Are you leading a team or a group of individuals? Joanna Coles is the CEO of Northern Star Acquisition. She's the former Chief Content Officer for Hearst Magazines, and the former Editor-in-Chief of Marie Claire and Cosmopolitan. She sits on the boards of Snap and Sonos and she advises some of the world's most influential businesses. She's also brilliant at telling the story of what's going on all around us, in ways that we haven't heard before. It is widely - and I think incorrectly assumed - that for any creative business, the key to winning is to have better talent. Having the best talent helps. But the businesses that win, unlock talent best. I can't tell you how many companies I have been invited into, whose reputation on the street or in the press is that they're struggling or decaying. Or in some cases, the word goes, they're even dying. For years, I'd walk into the businesses and assume that one of the problems would be that they had mediocre talent. It was never the case. The talent was always much better, much better, than the reputation, than the work, than the results. It was the organizations that were failing. Usually because of a failure of leadership sensitivity and imagination. Creative businesses win or lose based on how successfully they take disparate, talented individuals and combine them together to produce extraordinary outcomes. Whether that's ads or code or clothes or cars or content or ideas. As Joanna says, we're moving into an era of heightened individualism. Suddenly the talent has discovered that they have choices and opinions and standards and expectations of their own. Can you adapt fast enough to meet them? Or are you walking around frustrated because people won't do what you want them to any more? Welcome to the age of talent. It's going to be interesting.

Feb 18, 2022 • 18min
Ep 191: Justin Spooner of Unthinkable - "The Adaptable Leader"

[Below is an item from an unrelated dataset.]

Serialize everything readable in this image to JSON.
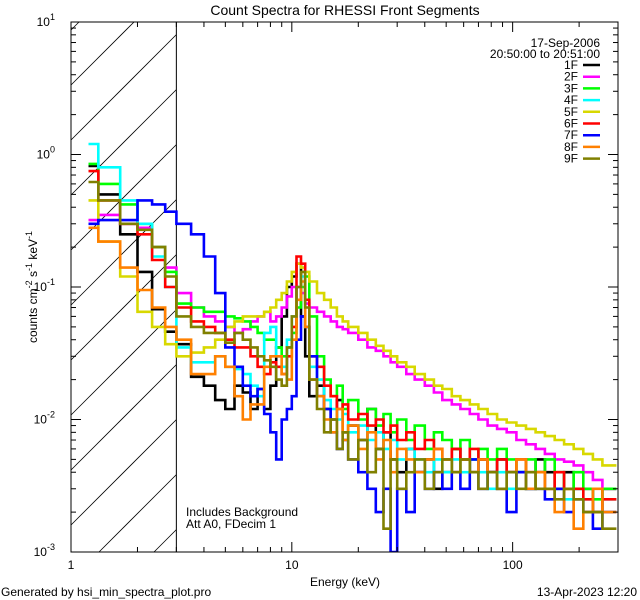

Are you re-imagining the future or re-building the past? Justin Spooner is the co-founder of Unthinkable - they describe themselves as a digital strategy and digital transformation company. Transformation is a word that gets used a lot. It also gets practiced little. Mostly because it's hard and expensive and, honestly, in some respects it's frightening. It's why so many companies are so focused on facing the future with policies and practices and initiatives that start with the word 'back.' Back to work. Back to normal. Back to real life. The truth about life is that it doesn't and never has worked backwards. You can't rewind anything. We measure the past, experience the present, and plan the future. So if the future you're planning is based on recreating history, stop for a few moments and think about this. If I could live the past again, which parts would I want to keep - as in really want to keep - and what would I change? Then do that.